Seals prefer to eat silver hake, redfish, cod, flounder, and herring, but they will eat other things, including salmon. What they eat while in the river and estuary is still undocumented. In May 1888, the New York Times reported that "A large school of seals have followed salmon into Penobscot Bay and are slaughtering them. In return owners of salmon weir have organized and they shoot seals as they come out upon the rocks for air. They have killed 10 this season. The skins are worthless." In 1896, Hugh Smith of the United States Fish Commission visited the Penobscot River to assess the fisheries there and found that "seals are known to kill a great many salmon in Penobscot Bay and the lower river," and the state at the time paid a $1 bounty for seal scalps (Smith 1897). According to James Gilbert, marine mammal researcher at the University of Maine, there are only five cases of salmon being found in seal stomachs.

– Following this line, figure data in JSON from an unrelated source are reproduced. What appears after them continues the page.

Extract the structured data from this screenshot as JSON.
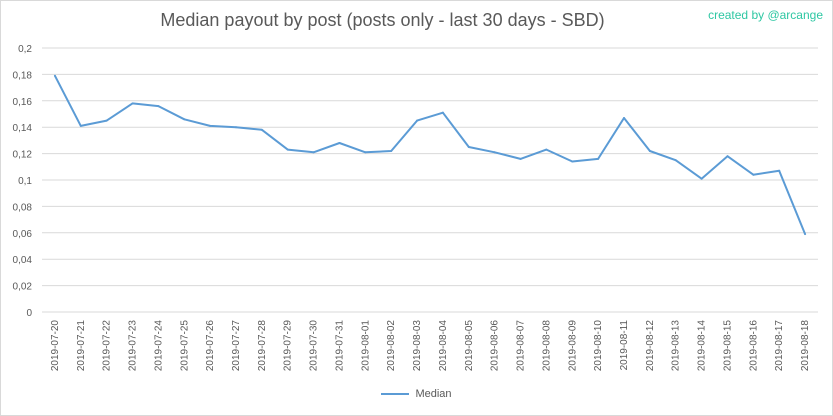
{
  "title": "Median payout by post (posts only - last 30 days - SBD)",
  "credit": "created by @arcange",
  "colors": {
    "line": "#5b9bd5",
    "grid": "#d9d9d9",
    "text": "#595959",
    "credit": "#2ec7a3"
  },
  "chart_data": {
    "type": "line",
    "title": "Median payout by post (posts only - last 30 days - SBD)",
    "xlabel": "",
    "ylabel": "",
    "ylim": [
      0,
      0.2
    ],
    "yticks": [
      "0",
      "0,02",
      "0,04",
      "0,06",
      "0,08",
      "0,1",
      "0,12",
      "0,14",
      "0,16",
      "0,18",
      "0,2"
    ],
    "grid": true,
    "legend": "bottom",
    "categories": [
      "2019-07-20",
      "2019-07-21",
      "2019-07-22",
      "2019-07-23",
      "2019-07-24",
      "2019-07-25",
      "2019-07-26",
      "2019-07-27",
      "2019-07-28",
      "2019-07-29",
      "2019-07-30",
      "2019-07-31",
      "2019-08-01",
      "2019-08-02",
      "2019-08-03",
      "2019-08-04",
      "2019-08-05",
      "2019-08-06",
      "2019-08-07",
      "2019-08-08",
      "2019-08-09",
      "2019-08-10",
      "2019-08-11",
      "2019-08-12",
      "2019-08-13",
      "2019-08-14",
      "2019-08-15",
      "2019-08-16",
      "2019-08-17",
      "2019-08-18"
    ],
    "series": [
      {
        "name": "Median",
        "values": [
          0.179,
          0.141,
          0.145,
          0.158,
          0.156,
          0.146,
          0.141,
          0.14,
          0.138,
          0.123,
          0.121,
          0.128,
          0.121,
          0.122,
          0.145,
          0.151,
          0.125,
          0.121,
          0.116,
          0.123,
          0.114,
          0.116,
          0.147,
          0.122,
          0.115,
          0.101,
          0.118,
          0.104,
          0.107,
          0.059
        ]
      }
    ]
  }
}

Seals are currently protected under the federal Marine Mammal Protection Act.
Seal populations in Penobscot Bay were monitored from 1981 to 2001 (surveyed every 5-7 years). Data are available on harbor and grey seal adults and pups in a digital atlas (Dow et al. 2006). An XML version of the atlas that can be integrated with GoogleEarth is available from
Dr. Gilbert's Web page. This version shows all sites on the Coast of Maine where seals were observed in any survey flight between 1981 and 2001.

Porpoises & Whales
Other marine mammals in Penobscot Bay include harbor porpoises (who calve in the bay in summer), and right, humpback, minke, and fin whales in outer Penobscot Bay and the nearby Gulf of Maine. Their prey includes sand lance, herring, and menhaden.
One whaling steamer, the Hurricane , was registered in Rockland Maine in 1885; two whaling stations were established on Vinalhaven, at Greene island in 1885 (by Gen. Davis Tilson and Maj. W.S. White) and Carver's Harbor in the early 1900s (Reeves 2002).